WestLB Submits Framework Plan for Restructuring
The owners of WestLB AG have reached an agreement to ring-fence substantial risks in the Bank´s structured portfolios. Securities with a nominal volume of roughly € 23 billion will be ring-fenced off the Bank´s balance sheet in a special purpose vehicle. This solution means that the losses included in the 2007 annual accounts as a result of the developments on the international capital markets will be compensated for in the current financial year and that future – as yet unidentifiable - risks will be ring-fenced. The financing of the special purpose vehicle will be secured by a guarantee from the owners of up to € 5 billion to cover any payment defaults. The owners will meet any possible losses from these securities portfolios in line with their shareholdings in WestLB up to an amount of € 2 billion, in compliance with their statement of January 20, 2008. Any further losses up to € 3 billion will be borne by the State of North Rhine-Westphalia (disproportionate share in the risk “shield”).
If and to the extent that claims arising from the disproportionate risk “shield” are asserted against the State of North Rhine-Westphalia, the federal state is entitled to demand that a corresponding number of WestLB shares currently held by the savings banks associations (RSGV and WLSGV) and the regional associations shall be transferred to the federal state against payment of the book value of the shares held by the above shareholders.
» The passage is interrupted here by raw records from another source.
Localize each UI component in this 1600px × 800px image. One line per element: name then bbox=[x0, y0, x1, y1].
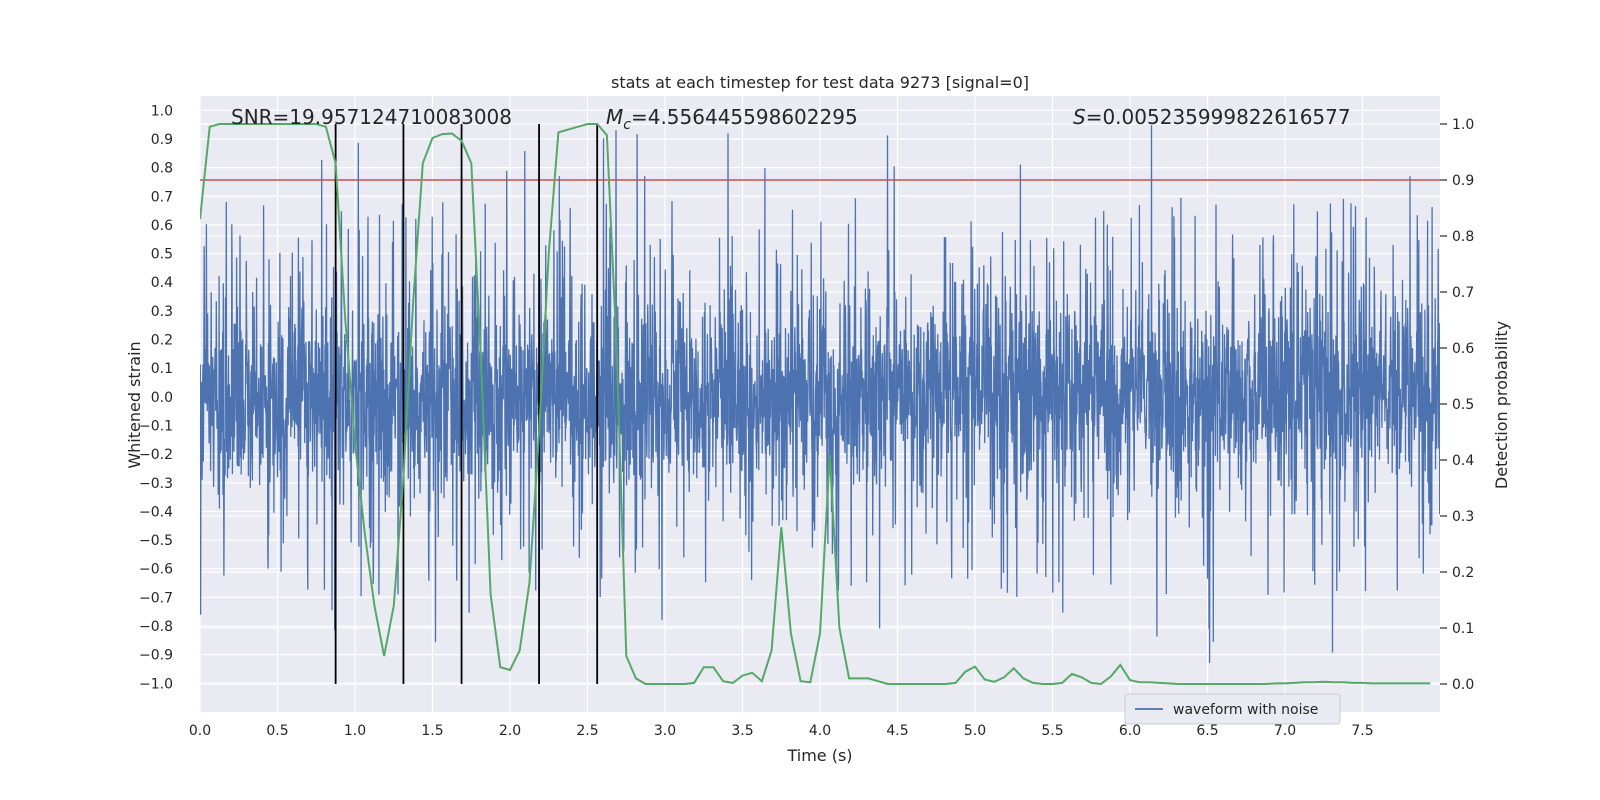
x-tick-label: 7.5 bbox=[1351, 723, 1373, 739]
y2-tick-label: 0.5 bbox=[1452, 397, 1474, 413]
chirp-mass-annotation: Mc=4.556445598602295 bbox=[606, 105, 858, 133]
y2-tick-label: 0.6 bbox=[1452, 341, 1474, 357]
x-tick-label: 1.5 bbox=[421, 723, 443, 739]
x-tick-label: 7.0 bbox=[1274, 723, 1296, 739]
y-tick-label: 0.8 bbox=[151, 161, 173, 177]
y-tick-label: −0.8 bbox=[139, 619, 173, 635]
y-tick-label: −0.2 bbox=[139, 447, 173, 463]
x-tick-label: 5.0 bbox=[964, 723, 986, 739]
chirp-mass-symbol: M bbox=[606, 105, 623, 129]
x-tick-label: 4.5 bbox=[886, 723, 908, 739]
x-tick-label: 6.5 bbox=[1196, 723, 1218, 739]
y2-tick-label: 1.0 bbox=[1452, 117, 1474, 133]
x-tick-label: 2.5 bbox=[576, 723, 598, 739]
y2-tick-label: 0.9 bbox=[1452, 173, 1474, 189]
y2-tick-label: 0.1 bbox=[1452, 621, 1474, 637]
y-tick-label: −0.6 bbox=[139, 562, 173, 578]
y-tick-label: 0.3 bbox=[151, 304, 173, 320]
y2-axis-label: Detection probability bbox=[1492, 321, 1511, 489]
legend-box bbox=[1124, 693, 1341, 725]
legend: waveform with noise bbox=[1124, 693, 1341, 725]
x-tick-label: 5.5 bbox=[1041, 723, 1063, 739]
y-tick-label: 0.0 bbox=[151, 390, 173, 406]
y-tick-label: −0.1 bbox=[139, 418, 173, 434]
s-symbol: S bbox=[1073, 105, 1086, 129]
y-tick-label: 0.1 bbox=[151, 361, 173, 377]
s-value: =0.005235999822616577 bbox=[1086, 105, 1351, 129]
y-tick-label: 0.9 bbox=[151, 132, 173, 148]
y-tick-label: −0.3 bbox=[139, 476, 173, 492]
y2-tick-label: 0.3 bbox=[1452, 509, 1474, 525]
s-annotation: S=0.005235999822616577 bbox=[1073, 105, 1351, 129]
x-tick-label: 1.0 bbox=[344, 723, 366, 739]
y-tick-label: −0.4 bbox=[139, 504, 173, 520]
chirp-mass-value: =4.556445598602295 bbox=[631, 105, 858, 129]
y-tick-label: 0.2 bbox=[151, 333, 173, 349]
y2-tick-label: 0.4 bbox=[1452, 453, 1474, 469]
x-tick-label: 3.0 bbox=[654, 723, 676, 739]
y-tick-label: 0.7 bbox=[151, 189, 173, 205]
x-tick-label: 6.0 bbox=[1119, 723, 1141, 739]
x-tick-labels: 0.0 0.5 1.0 1.5 2.0 2.5 3.0 3.5 4.0 4.5 5.0 5.5 6.0 6… bbox=[189, 723, 1374, 739]
y-tick-label: 0.6 bbox=[151, 218, 173, 234]
y2-tick-label: 0.8 bbox=[1452, 229, 1474, 245]
x-tick-label: 0.0 bbox=[189, 723, 211, 739]
y2-tick-label: 0.2 bbox=[1452, 565, 1474, 581]
chirp-mass-subscript: c bbox=[623, 117, 631, 133]
y-tick-label: −0.5 bbox=[139, 533, 173, 549]
y-tick-label: −1.0 bbox=[139, 676, 173, 692]
x-tick-label: 0.5 bbox=[266, 723, 288, 739]
y-axis-label: Whitened strain bbox=[125, 341, 144, 468]
x-axis-label: Time (s) bbox=[786, 746, 852, 765]
chart-title: stats at each timestep for test data 927… bbox=[611, 73, 1029, 92]
x-tick-label: 3.5 bbox=[731, 723, 753, 739]
y2-tick-label: 0.0 bbox=[1452, 677, 1474, 693]
y2-tick-label: 0.7 bbox=[1452, 285, 1474, 301]
y-tick-label: −0.7 bbox=[139, 590, 173, 606]
detection-probability-series bbox=[200, 123, 1431, 686]
y-tick-labels: 1.0 0.9 0.8 0.7 0.6 0.5 0.4 0.3 0.2 0.1 0.0 −0.1 −0.… bbox=[139, 103, 173, 692]
y-tick-label: 0.5 bbox=[151, 247, 173, 263]
y2-tick-labels: 1.0 0.9 0.8 0.7 0.6 0.5 0.4 0.3 0.2 0.1 0.0 bbox=[1440, 117, 1474, 693]
x-tick-label: 2.0 bbox=[499, 723, 521, 739]
y-tick-label: −0.9 bbox=[139, 648, 173, 664]
legend-label: waveform with noise bbox=[1173, 702, 1318, 718]
y-tick-label: 0.4 bbox=[151, 275, 173, 291]
x-tick-label: 4.0 bbox=[809, 723, 831, 739]
snr-annotation: SNR=19.957124710083008 bbox=[231, 105, 512, 129]
y-tick-label: 1.0 bbox=[151, 103, 173, 119]
detection-vlines bbox=[334, 124, 599, 684]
Any claims shall be based on a calculated share price of € 220, less a discount of € 20 per share. For the regional associations a share price of € 220 shall apply. Instead of a transfer of the shares, the parties involved may also agree on a cash payment.
Michael Breuer, Chairman of the WestLB Supervisory Board, said:
“WestLB can now concentrate fully on its future realignment.” This expressly includes exploring the possibilities of a merger with Helaba.
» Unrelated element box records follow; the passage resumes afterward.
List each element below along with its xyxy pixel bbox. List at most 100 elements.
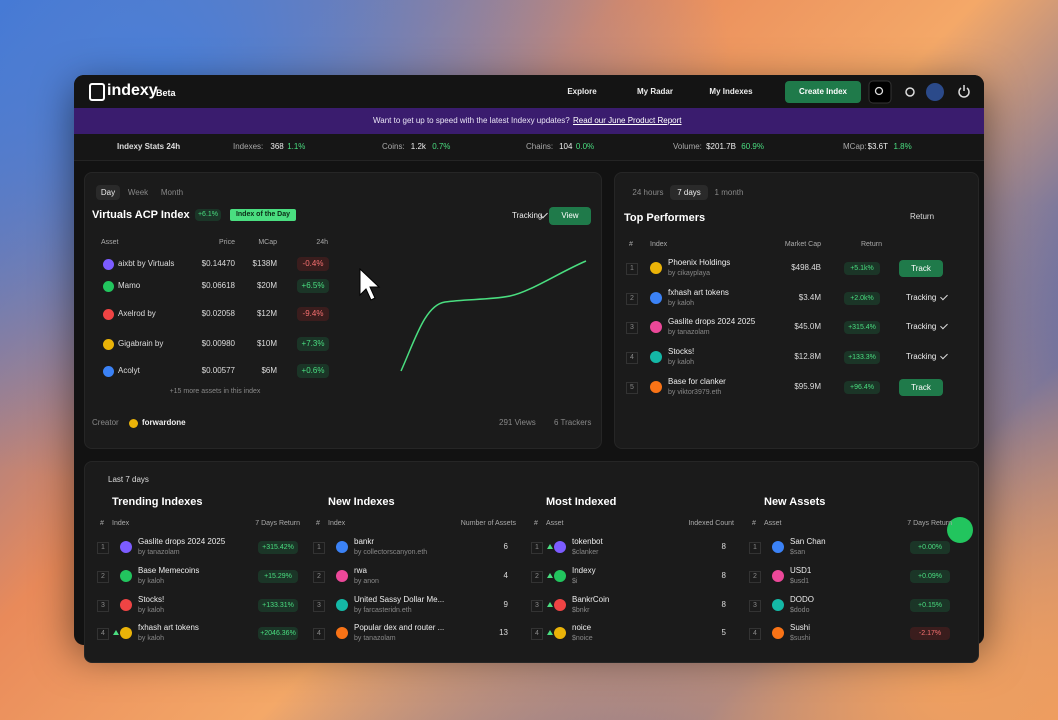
trackers: 6 Trackers bbox=[554, 418, 592, 427]
rank: 1 bbox=[97, 542, 109, 554]
item-value: 8 bbox=[721, 571, 726, 580]
period-tab[interactable]: Day bbox=[96, 184, 120, 200]
asset-price: $0.00577 bbox=[201, 366, 235, 375]
index-by: by tanazolam bbox=[668, 328, 710, 336]
period-tab[interactable]: Week bbox=[127, 187, 149, 197]
asset-name: aixbt by Virtuals bbox=[118, 259, 175, 268]
asset-price: $0.02058 bbox=[201, 309, 235, 318]
cursor bbox=[359, 267, 381, 301]
rank-up-icon bbox=[547, 630, 553, 635]
rank: 1 bbox=[749, 542, 761, 554]
item-value: +133.31% bbox=[258, 598, 298, 612]
item-name: rwa bbox=[354, 566, 367, 575]
create-button[interactable]: Create Index bbox=[785, 81, 861, 103]
asset-icon bbox=[102, 338, 114, 350]
period-tab[interactable]: 24 hours bbox=[632, 187, 664, 197]
item-avatar bbox=[120, 541, 132, 553]
track-button[interactable]: Track bbox=[899, 378, 943, 396]
item-name: BankrCoin bbox=[572, 595, 610, 604]
item-name: Gaslite drops 2024 2025 bbox=[138, 537, 226, 546]
table-header: 7 Days Return bbox=[907, 519, 952, 527]
stat-label: MCap: bbox=[843, 142, 867, 151]
item-avatar bbox=[336, 541, 348, 553]
theme-icon[interactable] bbox=[905, 87, 915, 97]
stat-value: 104 bbox=[559, 142, 573, 151]
view-button[interactable]: View bbox=[549, 207, 591, 225]
item-name: Sushi bbox=[790, 623, 811, 632]
nav-link[interactable]: My Radar bbox=[636, 87, 673, 96]
tracking-button[interactable]: Tracking bbox=[906, 293, 937, 302]
market-cap: $45.0M bbox=[794, 322, 821, 331]
item-sub: by tanazolam bbox=[354, 634, 396, 642]
item-sub: by kaloh bbox=[138, 577, 165, 585]
stat-change: 0.7% bbox=[432, 142, 451, 151]
power-icon[interactable] bbox=[958, 85, 970, 98]
asset-price: $0.00980 bbox=[201, 339, 235, 348]
banner-bg bbox=[74, 108, 984, 134]
table-header: # bbox=[752, 519, 756, 527]
index-by: by viktor3979.eth bbox=[668, 388, 722, 396]
stat-label: Volume: bbox=[673, 142, 702, 151]
table-header: Asset bbox=[546, 519, 564, 527]
return: +96.4% bbox=[844, 380, 880, 394]
period-tab[interactable]: 1 month bbox=[714, 187, 744, 197]
sort-dropdown[interactable]: Return bbox=[910, 212, 935, 221]
table-header: Return bbox=[860, 240, 882, 248]
asset-change: +6.5% bbox=[297, 279, 329, 293]
period-tab[interactable]: Month bbox=[160, 187, 184, 197]
item-name: United Sassy Dollar Me... bbox=[354, 595, 445, 604]
period-tab[interactable]: 7 days bbox=[670, 184, 708, 200]
item-sub: by collectorscanyon.eth bbox=[354, 548, 428, 556]
asset-icon bbox=[102, 258, 114, 270]
track-button[interactable]: Track bbox=[899, 259, 943, 277]
return: +315.4% bbox=[844, 320, 880, 334]
tracking-button[interactable]: Tracking bbox=[906, 352, 937, 361]
return: +5.1k% bbox=[844, 261, 880, 275]
index-card bbox=[84, 172, 602, 449]
item-avatar bbox=[554, 570, 566, 582]
tracking-button[interactable]: Tracking bbox=[906, 322, 937, 331]
item-avatar bbox=[336, 570, 348, 582]
banner-text: Want to get up to speed with the latest … bbox=[373, 116, 570, 125]
item-avatar bbox=[554, 599, 566, 611]
search-button[interactable] bbox=[868, 80, 892, 104]
stat-value: 368 bbox=[270, 142, 284, 151]
item-value: +15.29% bbox=[258, 569, 298, 583]
index-name: fxhash art tokens bbox=[668, 288, 729, 297]
stat-change: 1.1% bbox=[287, 142, 306, 151]
item-value: +0.15% bbox=[910, 598, 950, 612]
rank: 2 bbox=[626, 293, 638, 305]
item-sub: by anon bbox=[354, 577, 379, 585]
table-header: # bbox=[100, 519, 104, 527]
item-sub: $clanker bbox=[572, 548, 599, 556]
beta-badge: Beta bbox=[156, 87, 176, 98]
nav-link[interactable]: Explore bbox=[567, 87, 597, 96]
banner-link[interactable]: Read our June Product Report bbox=[573, 116, 682, 125]
rank-up-icon bbox=[113, 630, 119, 635]
item-avatar bbox=[772, 541, 784, 553]
item-name: fxhash art tokens bbox=[138, 623, 199, 632]
item-avatar bbox=[772, 570, 784, 582]
item-value: 4 bbox=[503, 571, 508, 580]
stat-label: Indexes: bbox=[233, 142, 264, 151]
tracking-button[interactable]: Tracking bbox=[512, 211, 543, 220]
asset-price: $0.06618 bbox=[201, 281, 235, 290]
stat-label: Coins: bbox=[382, 142, 405, 151]
rank: 1 bbox=[531, 542, 543, 554]
table-header: Indexed Count bbox=[688, 519, 734, 527]
rank: 2 bbox=[531, 571, 543, 583]
item-value: 5 bbox=[721, 628, 726, 637]
item-value: 8 bbox=[721, 600, 726, 609]
index-avatar bbox=[650, 321, 662, 333]
index-badge: Index of the Day bbox=[230, 209, 296, 221]
chat-button[interactable] bbox=[947, 517, 973, 543]
nav-link[interactable]: My Indexes bbox=[709, 87, 753, 96]
rank: 3 bbox=[313, 600, 325, 612]
table-header: # bbox=[534, 519, 538, 527]
asset-mcap: $138M bbox=[252, 259, 277, 268]
item-name: Stocks! bbox=[138, 595, 165, 604]
avatar[interactable] bbox=[926, 83, 944, 101]
item-avatar bbox=[772, 627, 784, 639]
Key Points of the Restructuring
WestLB´s Managing Board has submitted to the Supervisory Board a framework plan for restructuring and strengthening the business model by the year 2010. The plan envisages cost savings of € 300 million, which are to be achieved, among other things, by reducing headcount by between 1,300 and 1,500 employees during this period. At the same time income will be increased by approximately € 100 million through the savings banks and mid-cap initiative alone. The Supervisory Board instructed the Managing Board to work out the details of the restructuring based on the key points submitted.
Alexander Stuhlmann, Chairman of the Managing Board of WestLB, said:
“Headcount reductions are always painful. But there is no alternative. We have to begin quickly to shape the future of WestLB and make the remaining jobs as safe as possible.”
The key points of the restructuring are:
- strengthening the joint business with the savings banks and private clients
- significantly expanding the mid-cap business and optimising the business with large corporates
- further developing the real estate business and
- focusing our investment banking activities.
Alexander Stuhlmann added: “The restructuring will not be to the detriment of our clients. On the contrary, we will invest in our clients and, apart from the mid-cap business, expand our product offering for the client business of the savings banks. Let me emphasise, however, that we do not wish to grow in competition with the savings banks, but in partnership with them.